Learning to play an instrument is a long and usually somewhat difficult task. It’s not something most people can pick up in a week, a month, or even a few years. True mastery of any musical instrument can often take a lifetime of improvements made through achieving small, incremental personal goals. Many people choose to try to learn on their own, making time to study lessons, either through workbooks or online tutorials, and being sure to set more time aside for practice. While going this route might seem tempting to a lot of people, especially with today’s fast-paced lifestyle, it’s also probably the most difficult way to learn. The self control needed to keep yourself on track can be difficult to muster for anyone, particularly adults. You may have the best of intentions, but are you really going to make yourself take the time needed after you get home from a rough day at work? Are you going to set time aside from your weekends, time that might be spent with the family, or just relaxing after a long week? If you think you have the willpower to go it alone, more power to you, but there is no shame in finding a little help. Making the commitment to join a music program, or take formal lessons can help your improvement in a number of ways.
Maintaining a Regular Practice Schedule
For most people, learning and practicing music on their own can be rather hit or miss. You intend to make time for practice, but life gets in the way. With nothing or no one formally keeping you to a practice routine, it’s easy to brush it off to attend to other activities. However, making the commitment to become part of a musical team (even if that team is just you and your instructor) can completely change the way you think about your progress. Now, if you miss a lesson, or skip out on some practice time, you’re not just doing yourself a disservice, you’re also letting down your instructor and the rest of your group. That can be pretty good motivation to keep up with your personal goals, as well as the progress of the group.
On top of the commitment you’ve made to your bandmates and/or your instructor, you’ve also got a voice outside of your own head to push you a little harder towards those personal goals. For most people, if it’s just left up to them they might not push themselves too hard to improve to the next step, instead remaining where they are either out of anxiety, or a kind of artistic block. Whatever the root cause, it’s easy to stay stagnant in your skills if you’re learning on your own. An instructor, on the other hand, might push you just a little harder and faster than you might be comfortable with. It’s this mild discomfort that will keep you on your toes, and practicing nightly to improve.
Help You Set Attainable Goals
Learning to play an instrument is a process. The ability to play comes through achieving small personal goals along the way that add up to big skills. But without an instructor to help you, figuring out what those small, achievable goals should be can be hard. A lot of people decide they want to learn to play an instrument only knowing that their end goal is to be a musician. With such a vague, far off goal in mind it’s very easy to get frustrated when you don’t see the progress you want, as quickly as you want. Making the commitment to join a music program or lessons can help you set much more manageable goals, and help you see how the small steps you take add up to bigger improvement than you might have thought you were making.

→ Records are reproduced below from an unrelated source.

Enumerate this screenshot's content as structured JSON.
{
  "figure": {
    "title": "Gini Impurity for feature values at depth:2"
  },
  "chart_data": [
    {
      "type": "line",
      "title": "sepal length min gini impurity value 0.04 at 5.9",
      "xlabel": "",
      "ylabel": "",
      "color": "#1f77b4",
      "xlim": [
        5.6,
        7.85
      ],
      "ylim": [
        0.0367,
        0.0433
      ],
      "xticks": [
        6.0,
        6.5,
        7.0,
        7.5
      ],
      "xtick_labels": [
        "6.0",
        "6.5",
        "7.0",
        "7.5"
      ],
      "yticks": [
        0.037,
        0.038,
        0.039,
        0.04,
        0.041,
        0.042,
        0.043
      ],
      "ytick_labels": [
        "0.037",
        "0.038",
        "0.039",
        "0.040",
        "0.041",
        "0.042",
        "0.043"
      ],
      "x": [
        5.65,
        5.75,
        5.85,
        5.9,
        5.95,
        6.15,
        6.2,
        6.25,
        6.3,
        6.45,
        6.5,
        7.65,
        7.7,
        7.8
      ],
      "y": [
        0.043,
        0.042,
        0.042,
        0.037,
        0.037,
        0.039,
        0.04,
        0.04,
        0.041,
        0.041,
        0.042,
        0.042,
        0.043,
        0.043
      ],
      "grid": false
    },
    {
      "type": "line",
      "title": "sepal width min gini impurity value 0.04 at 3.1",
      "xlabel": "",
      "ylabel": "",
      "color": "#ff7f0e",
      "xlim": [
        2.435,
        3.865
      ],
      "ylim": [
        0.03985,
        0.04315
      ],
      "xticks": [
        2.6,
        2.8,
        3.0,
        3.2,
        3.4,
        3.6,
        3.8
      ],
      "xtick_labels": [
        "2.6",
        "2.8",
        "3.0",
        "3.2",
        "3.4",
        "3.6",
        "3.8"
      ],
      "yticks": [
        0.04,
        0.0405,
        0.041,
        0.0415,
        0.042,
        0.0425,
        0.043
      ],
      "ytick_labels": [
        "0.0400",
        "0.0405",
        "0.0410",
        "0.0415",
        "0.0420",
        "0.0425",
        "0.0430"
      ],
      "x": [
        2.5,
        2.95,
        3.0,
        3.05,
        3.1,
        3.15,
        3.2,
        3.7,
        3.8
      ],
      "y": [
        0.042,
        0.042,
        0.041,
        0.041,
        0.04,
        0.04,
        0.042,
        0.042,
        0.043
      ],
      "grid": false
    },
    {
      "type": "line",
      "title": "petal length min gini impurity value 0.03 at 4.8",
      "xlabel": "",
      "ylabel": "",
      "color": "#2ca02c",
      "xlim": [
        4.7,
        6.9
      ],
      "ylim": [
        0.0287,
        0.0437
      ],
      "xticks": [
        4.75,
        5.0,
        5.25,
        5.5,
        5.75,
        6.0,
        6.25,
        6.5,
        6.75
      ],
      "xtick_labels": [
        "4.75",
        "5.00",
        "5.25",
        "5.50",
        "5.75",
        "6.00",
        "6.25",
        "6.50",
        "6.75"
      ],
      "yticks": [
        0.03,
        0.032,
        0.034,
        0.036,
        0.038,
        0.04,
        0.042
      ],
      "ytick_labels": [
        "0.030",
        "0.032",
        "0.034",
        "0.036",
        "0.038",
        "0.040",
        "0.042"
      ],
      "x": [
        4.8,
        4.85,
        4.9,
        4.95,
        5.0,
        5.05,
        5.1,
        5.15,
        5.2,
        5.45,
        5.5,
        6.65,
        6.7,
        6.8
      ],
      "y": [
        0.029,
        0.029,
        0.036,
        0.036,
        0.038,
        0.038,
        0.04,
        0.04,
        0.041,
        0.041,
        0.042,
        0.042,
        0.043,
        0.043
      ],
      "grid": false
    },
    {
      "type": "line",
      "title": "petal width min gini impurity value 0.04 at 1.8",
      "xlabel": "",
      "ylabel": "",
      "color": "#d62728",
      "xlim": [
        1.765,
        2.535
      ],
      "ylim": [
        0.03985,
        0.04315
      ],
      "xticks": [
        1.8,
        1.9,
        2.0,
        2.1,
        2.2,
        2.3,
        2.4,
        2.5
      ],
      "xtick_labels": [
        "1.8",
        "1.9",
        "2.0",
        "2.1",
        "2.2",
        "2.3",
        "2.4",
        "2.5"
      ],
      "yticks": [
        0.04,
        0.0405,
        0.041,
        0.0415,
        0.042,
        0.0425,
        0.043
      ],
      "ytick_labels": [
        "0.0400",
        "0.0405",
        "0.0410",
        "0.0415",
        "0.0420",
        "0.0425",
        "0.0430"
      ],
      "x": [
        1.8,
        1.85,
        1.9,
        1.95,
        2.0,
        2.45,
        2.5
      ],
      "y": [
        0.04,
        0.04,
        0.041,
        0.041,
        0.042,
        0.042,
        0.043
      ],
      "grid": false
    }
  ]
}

For example, someone learning guitar on their own might set their first goal as being able to play a particular song. From there it might seem logical to learn the chords for that song, in the order they’re played in, and just keep practicing until they get it. Unfortunately, this isn’t an effective way to learn to play any instrument, will almost certainly lead to frustration, and can even cause a person to quit too early. On the other hand, if that same aspiring guitarist were to sign up for music lessons they would be first instructed on the fundamentals. Their initial goals will be much smaller and manageable, like learning scales and a few chords to begin with. At first, this approach might seem slower if all you really want to do is play that one song, but in reality you’ll be building a solid framework of skills that will eventually be applied to your song of choice, and a huge variety of others as well. And in the end, this kind of incremental skill acquisition almost always proves to be faster, mostly because you’re actually learning what you need to know to play, and avoiding a lot of headache that comes with trying to set goals on your own. An instructor can help you see the musical skill building blocks for what they are, and how they fit together to build towards your ultimate goal.
Take the Challenge
In the end, what it all boils down to is the fact that joining a musical program or signing up for lessons will almost certainly challenge you more than trying to learn on your own will. Few people have the willpower and personality needed to force themselves to push their musical limits everyday, with little positive reinforcement, and no formal guide. That’s no way to improve. Just like with sports, or really anything in life, the best way to improve your skills is to be with people who are more skilled than you. Lessons can provide that much needed challenge in the form of an outside voice pushing you harder than you might push yourself. That outside voice might be an instructor or even a more practiced peer, either way, the drive to improve is always higher when you want to rise to the level of those around you.
If making music a bigger part of your life was one of your New Year’s resolutions this year, give lessons a serious thought. The commitment might be just what you need to keep this promise to yourself.